Re-blogged from my advanced reporting class blog.
Something that a fellow reporter said in our lecture this week really struck me. She talked about how small shifts in our habits and actions can lead to big changes in how we report and think about journalism.
I realized that this is something I did unknowingly this semester, and it really paved the way for the big changes I’ve seen in my work.
At the beginning of the semester, I set goals for how I’d improve and change during advanced reporting. Each goal was a small shift in how I normally go about reporting, and it will soon result in me publishing my semester-long project. I’ve never done this kind of long-term reporting before, and it has really surprised me in some ways. I didn’t realize I had the ability to stick to one topic for so long, despite my love and dedication for my beat work on education. It’s been eye-opening, to say the least.
For my final post, I’d like to reflect a little on my goals for the semester.
Dig deeper: I want to focus on depth, not breadth. I want to do is spend more time with sources and subjects and try to let my reporting find the story instead of my story finding the reporting.
I definitely went for depth this semester. I spent months with one topic, trying to get at it from many different angles. Every interview that I geographically could, I held in person. I wanted to try to get to know my sources and be more personally invested in my interviews. I also did what I set out to do: I found my story organically, from my own reporting, and it makes me so incredibly proud.
Details, Details, Details: I want to try to pay more attention to what’s around me and observe so I can add those details to make my reporting come more alive. I need to remind myself to look, take better more specific notes on what I see, hear, smell and feel.
This was harder, but I still think I made progress. While i think my storytelling could use more practice, I made a concentrated effort to pay attention to my surroundings and try to incorporate that where appropriate in my stories.
Write stronger nut grafs: I want to take the time to write more cohesive, complete and concise nut grafs, and I want to nail them more often than not.
I think this was a rousing success. Not every nut graf is a hit from the start, but I’ve become so much better at drafting stronger ones and being able to edit them more purposefully. Of course I’m still working on this, but I notice a very big improvement from this time last year.

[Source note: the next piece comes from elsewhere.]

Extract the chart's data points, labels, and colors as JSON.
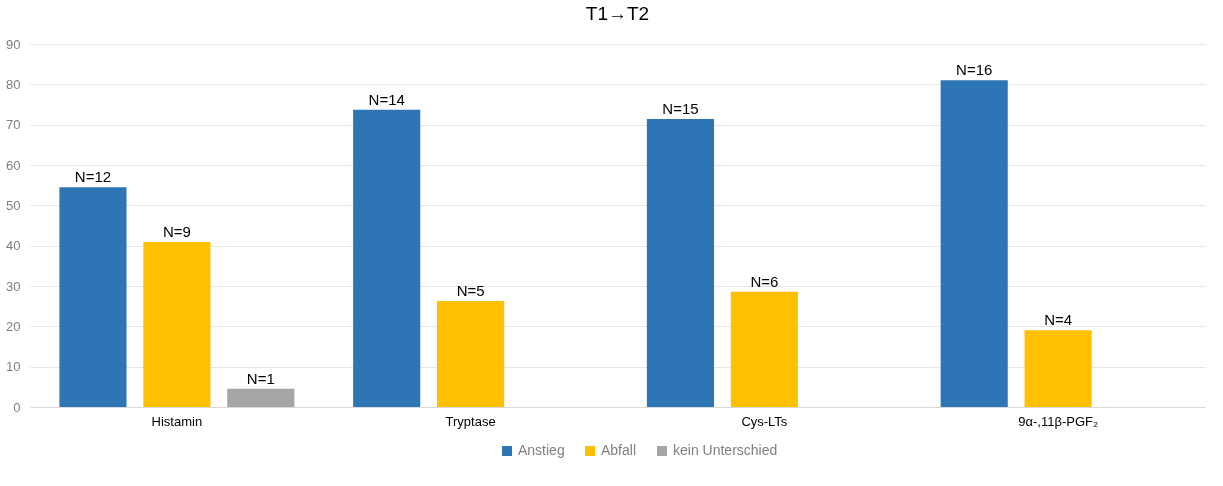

Use more dialogue: Dialogue has that way of making an article feel like a narrative. It gives a much more intimate look at the characters in a story.
I’ve increase my use of dialogue some, but not as much as I would’ve liked or imagined. Part of that, realistically, is the subjects I’ve been reporting on. I think if I’d done more traditional storytelling with a master narrative and single subject, things might’ve gone differently. Nevertheless, I’m paying attention to it now, and awareness is the first step.
Focus on learning: I want to explore how we learn, why we learn the way we do, how teachers and schools manage and support different learning styles, and why there is pressure sometimes to learn in a certain way at a certain level.
This was my initial idea for my project, and although it’s changed and morphed and turned into something different, it was this first thought that got me to that point. The more I talked to sources, the more research and reflecting and questioning I did, the more it became possible to arrive at my central question.
Overall, I’m happy with how my advanced reporting semester went. Between instances of breaking news in education and crime and beat reporting, I set out to have a completely different experience from beginning reporting, and I did. While I still try to play to my strengths of writing clear, break-it-down types of stories, I now know I can do more than that. I want to branch out and become a better storyteller, and little by little, I have.
And even though every aspect of my original goals weren’t completed in their entirety, here’s what I did accomplish aside from what already has been mentioned:
- I learned I can pick up stories at the drop of a hat. I’m no longer intimidated by writing on deadline or dealing with breaking news. It’s still stressful and exciting, but not paralyzing like it once was.
- I’ve figured out how I best report: with lots and lots and LOTS of notes. I might go through stages of drafting and note-taking and rewriting, but it works for me.
- I’m becoming a much more confident interviewer. I have more strategies and tools at my disposal, and I know how to keep sources talking and on-track better than I used to.
- I’ve also realized the benefit of just having a good conversation and how that can contribute to and work well alongside an interview.
I was able to strike out on my own and come up with my own ideas and ways of covering them. I got more experience juggling the moving parts of any story assignment (graphics, photos, interviews, etc) and I feel like I know where I need to go from here to continue to improve my writing and reporting.